Dizem que os pacientes sentem, mesmo quando não são exatamente sensíveis. Eles sentem a hora de alçar voo para além das brumas terrenas.

Em 20 anos de enfermagem, trabalhando no setor de casos terminais... Nice sabia como ninguém: se alguém lhe dizia que iria para o céu, você não deveria duvidar.

Mesmo que o alguém em questão, estivesse no auge de seus 8 anos.

— Nice? — perguntou — você pode ligar para a minha irmã?

— Claro — respondeu a enfermeira, desbloqueando a tela de seu celular e discando o número, era um ato tão frequente que não havia necessidade de que o contato estivesse salvo — eu espero do lado de fora, mas não demore.

Com esta última fala, Nice empurra o carrinho para fora do quarto e se acomoda na cadeira de espera do lado exterior. Ao passo que a menina posiciona o aparelho celular em seu ouvido.

— Alô? — A voz do outro lado respondeu ao primeiro toque — Marina? O que houve?

"Algumas coisas nunca mudariam." — pensou sorrindo.

Mesmo que ligasse duzentas vezes para a irmã, a pergunta sempre viria: "o que houve?".

"Deve ser uma consequência de estar doente" — pensou, mas logo espantou a ideia.

— Eu estou bem — respondeu — é que eu queria te pedir algo Elô.

— Não tem nada a ver com contrabandear chocolates, tem? — respondeu a outra, em um sussurro cúmplice.

Aquele era um pequeno segredo escondido, risos tomaram conta de ambas ao se lembrarem de como tudo era arquitetado, porém as risadas logo deram espaço para uma crise de tosse incontida.

— Marina...? — questionou Eloísa, com a voz hesitante.

— Não foi nada — respondeu a menina, contendo o impulso de tossir ainda mais — você lembra aquela garrafinha?

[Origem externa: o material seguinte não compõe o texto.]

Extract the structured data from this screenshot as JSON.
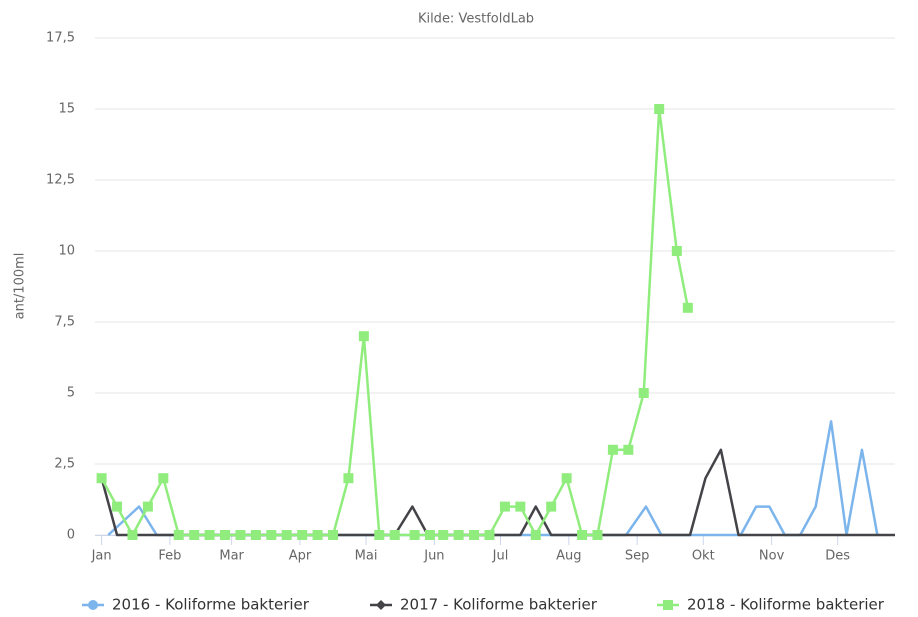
{
  "chart_data": {
    "type": "line",
    "title": "Kilde: VestfoldLab",
    "ylabel": "ant/100ml",
    "xlim": [
      -3,
      360
    ],
    "xticks": [
      {
        "value": 0,
        "label": "Jan"
      },
      {
        "value": 31,
        "label": "Feb"
      },
      {
        "value": 59,
        "label": "Mar"
      },
      {
        "value": 90,
        "label": "Apr"
      },
      {
        "value": 120,
        "label": "Mai"
      },
      {
        "value": 151,
        "label": "Jun"
      },
      {
        "value": 181,
        "label": "Jul"
      },
      {
        "value": 212,
        "label": "Aug"
      },
      {
        "value": 243,
        "label": "Sep"
      },
      {
        "value": 273,
        "label": "Okt"
      },
      {
        "value": 304,
        "label": "Nov"
      },
      {
        "value": 334,
        "label": "Des"
      }
    ],
    "ylim": [
      0,
      17.5
    ],
    "yticks": [
      0,
      {
        "value": 2.5,
        "label": "2,5"
      },
      5,
      {
        "value": 7.5,
        "label": "7,5"
      },
      10,
      {
        "value": 12.5,
        "label": "12,5"
      },
      15,
      {
        "value": 17.5,
        "label": "17,5"
      }
    ],
    "grid": true,
    "legend": "bottom",
    "series": [
      {
        "name": "2016 - Koliforme bakterier",
        "color": "#7cb5ec",
        "symbol": "circle",
        "markers": false,
        "x": [
          3,
          17,
          25,
          238,
          247,
          254,
          290,
          297,
          303,
          310,
          317,
          324,
          331,
          338,
          345,
          352
        ],
        "values": [
          0,
          1,
          0,
          0,
          1,
          0,
          0,
          1,
          1,
          0,
          0,
          1,
          4,
          0,
          3,
          0
        ]
      },
      {
        "name": "2017 - Koliforme bakterier",
        "color": "#434348",
        "symbol": "diamond",
        "markers": false,
        "x": [
          0,
          7,
          133,
          141,
          148,
          190,
          197,
          204,
          267,
          274,
          281,
          289,
          360
        ],
        "values": [
          2,
          0,
          0,
          1,
          0,
          0,
          1,
          0,
          0,
          2,
          3,
          0,
          0
        ]
      },
      {
        "name": "2018 - Koliforme bakterier",
        "color": "#90ed7d",
        "symbol": "square",
        "markers": true,
        "x": [
          0,
          7,
          14,
          21,
          28,
          35,
          42,
          49,
          56,
          63,
          70,
          77,
          84,
          91,
          98,
          105,
          112,
          119,
          126,
          133,
          142,
          149,
          155,
          162,
          169,
          176,
          183,
          190,
          197,
          204,
          211,
          218,
          225,
          232,
          239,
          246,
          253,
          261,
          266
        ],
        "values": [
          2,
          1,
          0,
          1,
          2,
          0,
          0,
          0,
          0,
          0,
          0,
          0,
          0,
          0,
          0,
          0,
          2,
          7,
          0,
          0,
          0,
          0,
          0,
          0,
          0,
          0,
          1,
          1,
          0,
          1,
          2,
          0,
          0,
          3,
          3,
          5,
          15,
          10,
          8
        ]
      }
    ]
  }
}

Aquela das memórias... me promete que vai fazer o que está escrito lá dentro?

Silêncio a respondia, mas algo a fazia esperar pela resposta.

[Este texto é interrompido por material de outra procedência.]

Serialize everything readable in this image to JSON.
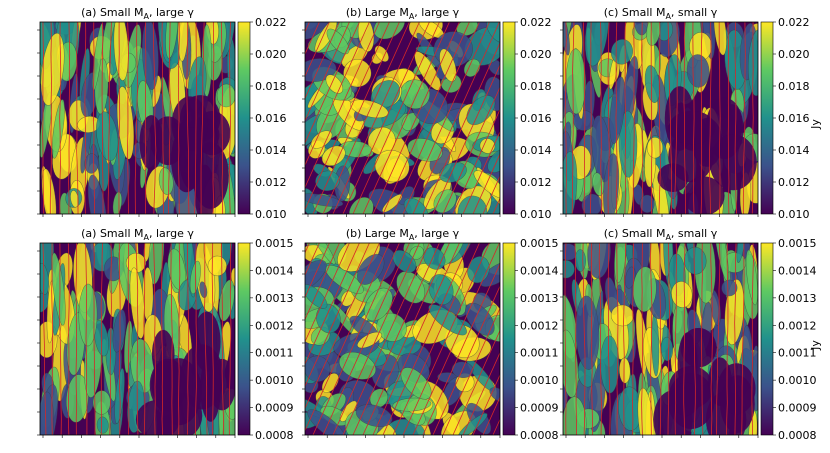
{
  "figure": {
    "colormap": [
      "#440154",
      "#3b528b",
      "#21918c",
      "#5ec962",
      "#fde725"
    ],
    "field_line_color": "#d62728",
    "contour_color": "#3a3a3a"
  },
  "chart_data": [
    {
      "type": "heatmap",
      "title": "(a) Small M$_A$, large $\\gamma$",
      "title_text": "(a) Small M",
      "title_sub": "A",
      "title_rest": ", large γ",
      "colorbar": {
        "ticks": [
          "0.022",
          "0.020",
          "0.018",
          "0.016",
          "0.014",
          "0.012",
          "0.010"
        ],
        "range": [
          0.01,
          0.022
        ],
        "label": ""
      },
      "field_lines": "near-vertical",
      "row": 1,
      "col": 1
    },
    {
      "type": "heatmap",
      "title_text": "(b) Large M",
      "title_sub": "A",
      "title_rest": ", large γ",
      "colorbar": {
        "ticks": [
          "0.022",
          "0.020",
          "0.018",
          "0.016",
          "0.014",
          "0.012",
          "0.010"
        ],
        "range": [
          0.01,
          0.022
        ],
        "label": ""
      },
      "field_lines": "tilted",
      "row": 1,
      "col": 2
    },
    {
      "type": "heatmap",
      "title_text": "(c) Small M",
      "title_sub": "A",
      "title_rest": ", small γ",
      "colorbar": {
        "ticks": [
          "0.022",
          "0.020",
          "0.018",
          "0.016",
          "0.014",
          "0.012",
          "0.010"
        ],
        "range": [
          0.01,
          0.022
        ],
        "label": "Jy"
      },
      "field_lines": "near-vertical",
      "row": 1,
      "col": 3
    },
    {
      "type": "heatmap",
      "title_text": "(a) Small M",
      "title_sub": "A",
      "title_rest": ", large γ",
      "colorbar": {
        "ticks": [
          "0.0015",
          "0.0014",
          "0.0013",
          "0.0012",
          "0.0011",
          "0.0010",
          "0.0009",
          "0.0008"
        ],
        "range": [
          0.0008,
          0.0015
        ],
        "label": ""
      },
      "field_lines": "near-vertical",
      "row": 2,
      "col": 1
    },
    {
      "type": "heatmap",
      "title_text": "(b) Large M",
      "title_sub": "A",
      "title_rest": ", large γ",
      "colorbar": {
        "ticks": [
          "0.0015",
          "0.0014",
          "0.0013",
          "0.0012",
          "0.0011",
          "0.0010",
          "0.0009",
          "0.0008"
        ],
        "range": [
          0.0008,
          0.0015
        ],
        "label": ""
      },
      "field_lines": "tilted",
      "row": 2,
      "col": 2
    },
    {
      "type": "heatmap",
      "title_text": "(c) Small M",
      "title_sub": "A",
      "title_rest": ", small γ",
      "colorbar": {
        "ticks": [
          "0.0015",
          "0.0014",
          "0.0013",
          "0.0012",
          "0.0011",
          "0.0010",
          "0.0009",
          "0.0008"
        ],
        "range": [
          0.0008,
          0.0015
        ],
        "label": "Jy"
      },
      "field_lines": "near-vertical",
      "row": 2,
      "col": 3
    }
  ]
}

— Prometo, mas você não precisa se preocupar... vamos fazer isso juntas, não vamos?

— Eu sempre vou estar com você — à essa altura, a tosse começava a se descontrolar — não tenha medo... eu te amo...

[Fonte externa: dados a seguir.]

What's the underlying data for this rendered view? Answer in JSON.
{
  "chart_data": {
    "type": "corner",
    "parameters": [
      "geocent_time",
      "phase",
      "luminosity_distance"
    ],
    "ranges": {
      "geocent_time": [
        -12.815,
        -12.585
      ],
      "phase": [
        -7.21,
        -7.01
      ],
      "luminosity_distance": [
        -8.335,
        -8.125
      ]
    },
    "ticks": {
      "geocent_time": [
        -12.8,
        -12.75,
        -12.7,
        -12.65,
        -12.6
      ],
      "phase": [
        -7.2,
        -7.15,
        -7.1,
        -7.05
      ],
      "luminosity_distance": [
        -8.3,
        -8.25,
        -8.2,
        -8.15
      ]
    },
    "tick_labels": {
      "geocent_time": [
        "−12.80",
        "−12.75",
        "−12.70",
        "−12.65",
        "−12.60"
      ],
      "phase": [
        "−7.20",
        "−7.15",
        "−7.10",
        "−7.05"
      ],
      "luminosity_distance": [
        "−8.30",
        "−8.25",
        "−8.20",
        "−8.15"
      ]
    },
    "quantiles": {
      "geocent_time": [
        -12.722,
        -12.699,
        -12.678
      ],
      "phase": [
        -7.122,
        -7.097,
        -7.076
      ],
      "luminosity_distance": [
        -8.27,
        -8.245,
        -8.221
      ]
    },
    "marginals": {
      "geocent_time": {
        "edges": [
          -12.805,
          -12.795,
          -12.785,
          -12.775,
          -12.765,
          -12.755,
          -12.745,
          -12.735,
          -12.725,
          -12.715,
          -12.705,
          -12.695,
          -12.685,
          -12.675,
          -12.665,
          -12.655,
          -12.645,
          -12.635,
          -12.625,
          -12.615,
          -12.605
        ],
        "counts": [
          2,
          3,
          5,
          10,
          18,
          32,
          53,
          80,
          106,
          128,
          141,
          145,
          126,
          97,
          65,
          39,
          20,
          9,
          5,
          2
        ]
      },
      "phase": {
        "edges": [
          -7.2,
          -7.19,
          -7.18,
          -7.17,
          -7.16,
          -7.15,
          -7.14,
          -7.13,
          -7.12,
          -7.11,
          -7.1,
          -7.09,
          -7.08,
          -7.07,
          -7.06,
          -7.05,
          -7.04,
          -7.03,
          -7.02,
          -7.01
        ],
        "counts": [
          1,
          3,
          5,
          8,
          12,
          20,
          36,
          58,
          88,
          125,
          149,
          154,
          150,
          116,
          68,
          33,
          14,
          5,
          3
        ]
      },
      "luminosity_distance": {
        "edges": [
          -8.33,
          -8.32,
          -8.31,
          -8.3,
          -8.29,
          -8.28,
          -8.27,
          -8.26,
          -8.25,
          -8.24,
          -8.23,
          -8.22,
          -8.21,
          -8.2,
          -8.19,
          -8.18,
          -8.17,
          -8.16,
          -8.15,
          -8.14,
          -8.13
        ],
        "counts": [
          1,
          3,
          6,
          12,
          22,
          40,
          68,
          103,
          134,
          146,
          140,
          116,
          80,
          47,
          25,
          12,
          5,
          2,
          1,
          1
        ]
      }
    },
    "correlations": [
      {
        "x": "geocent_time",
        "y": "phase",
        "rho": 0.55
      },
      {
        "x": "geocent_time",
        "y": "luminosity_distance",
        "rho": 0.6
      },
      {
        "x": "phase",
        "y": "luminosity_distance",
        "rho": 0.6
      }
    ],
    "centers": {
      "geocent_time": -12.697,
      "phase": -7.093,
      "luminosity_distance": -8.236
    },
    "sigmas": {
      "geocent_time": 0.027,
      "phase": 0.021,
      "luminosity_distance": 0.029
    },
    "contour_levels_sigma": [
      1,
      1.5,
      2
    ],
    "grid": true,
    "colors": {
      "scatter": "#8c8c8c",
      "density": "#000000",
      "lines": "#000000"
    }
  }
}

E naquele instante, como se o Universo houvesse esperado para que a última palavra fosse proferida, os lábios de Marina estamparam-se mais uma vez naquele que seria seu último sorriso terreno.

Contrastando com os altos bipes do monitor, a equipe médica empenhava seus melhores esforços, enquanto Eloísa começava a gritar através do telefone que já havia caído das mãos da irmã menor.

Alheia a tudo aquilo, a pequena havia se fechado em seu próprio mundinho, sendo gentilmente erguida de seu receptáculo temporário, a garota pode sentir todo o amor possível quando braços a ergueram gentilmente.

Ela estava feliz naquele momento, não sentia medo, assim como sabia que não havia sonhado com tudo aquilo.

Sem hesitação, permitiu-se apreciar o voo ao lado daquele que a guiaria para a continuidade de seu caminho. Nos braços daquele ser celestial, Marina se permitiu sorrir outra vez, agora sem dores.

Ela iria para o céu.



As ondas se agitavam calmamente contra a areia, o sol começava a se despedir daquele lado do globo, lançando seus raios dourados contra a água, que se bordava em um dourado cálido e reconfortante.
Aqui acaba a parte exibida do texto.